Have we made any real accomplishments in warding off climate change?
I hate to be a complete pessimist, but if you look at the balance between the rate of carbon dioxide emission and the rate by which it’s being taken up by the ocean, currently we are putting 7 gigatons of carbon into the atmosphere every year and the ocean only takes up about 2 gigatons of carbon per year. Right now the imbalance is so large that it is hard to imagine seeing anything but an acceleration of the current trend.
Is this situation spiraling out of our control or is there still room for remedy?
From any perspective you might want to take – the point of view of climate change, national security, preserving resources – ways to moderate fossil fuel burning have to be found. It is abundantly clear that we can’t stall around any longer. Forward thinking, as opposed to reactionary policy, is desperately needed. It’s somewhat ironic that I’m saying that, because my strategy in science is to look backward.
Why hasn’t the outcry over global warming been louder?
The global warming issue is really an intractable one for a number of reasons. First of all, it’s hard for most people to imagine making an investment to address a problem that is seemingly far off and perhaps abstract.

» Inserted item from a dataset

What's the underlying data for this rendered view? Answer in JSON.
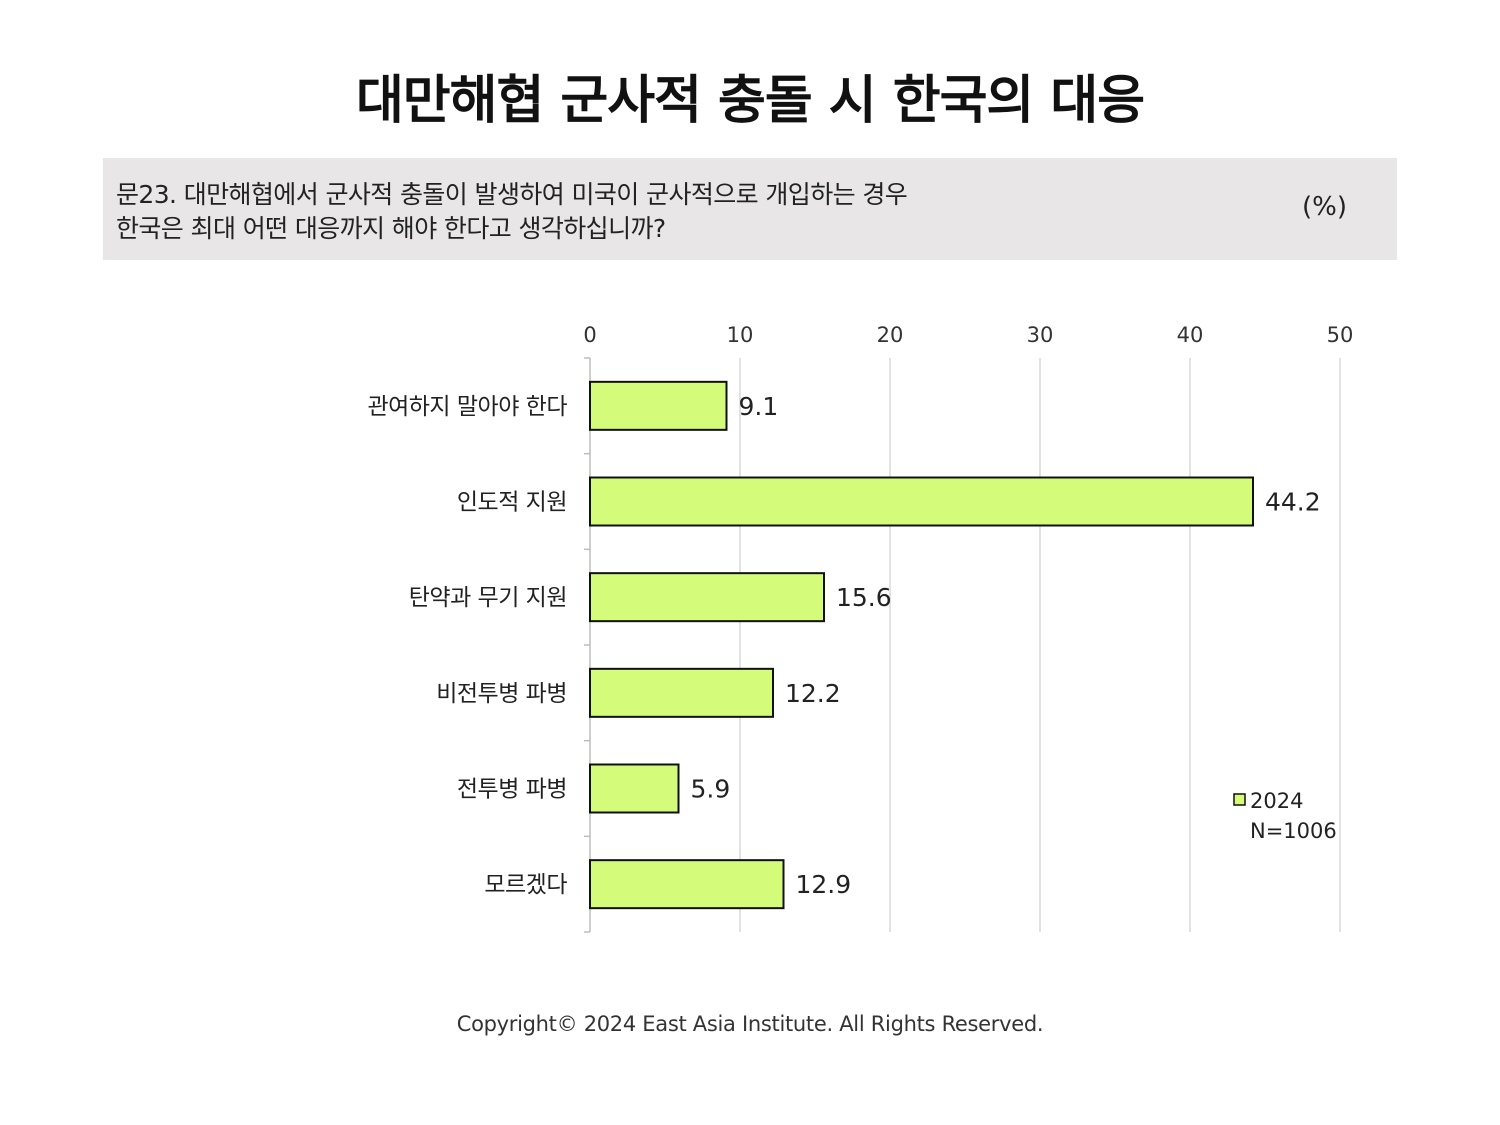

Secondly, everything that we know tells us that the effects are going to be very heterogeneously distributed around the world – so not every region will experience the same costs.
Do scientists and government communicate effectively on these issues?
There has been a lot of effort to make those connections, but it often seems that the disconnects prevail.
Is there an explanation for why San Diego was more like Seattle this past winter?
It was certainly one of the rainiest winters on records, which go back about 120 years. This past year there was a slight warming of the central Pacific which looked like the start of an El Niño warming event. A full-fledged El Niño never really developed. Even in a globally warmer earth we can expect to experience occasional years like this.
Do you ever feel like Jack Hall in “The Day After Tomorrow”?
I saw that movie on an airplane and very nearly fell asleep when the plot drifted away from science … It’s funny, though, because his job is almost exactly analogous to what I do, so I can imagine feeling his sense of responsibility. I think one of the main keys is how to break through and communicate a legitimate and honest sense of what it is we know about the science to people who are in a position to make decisions.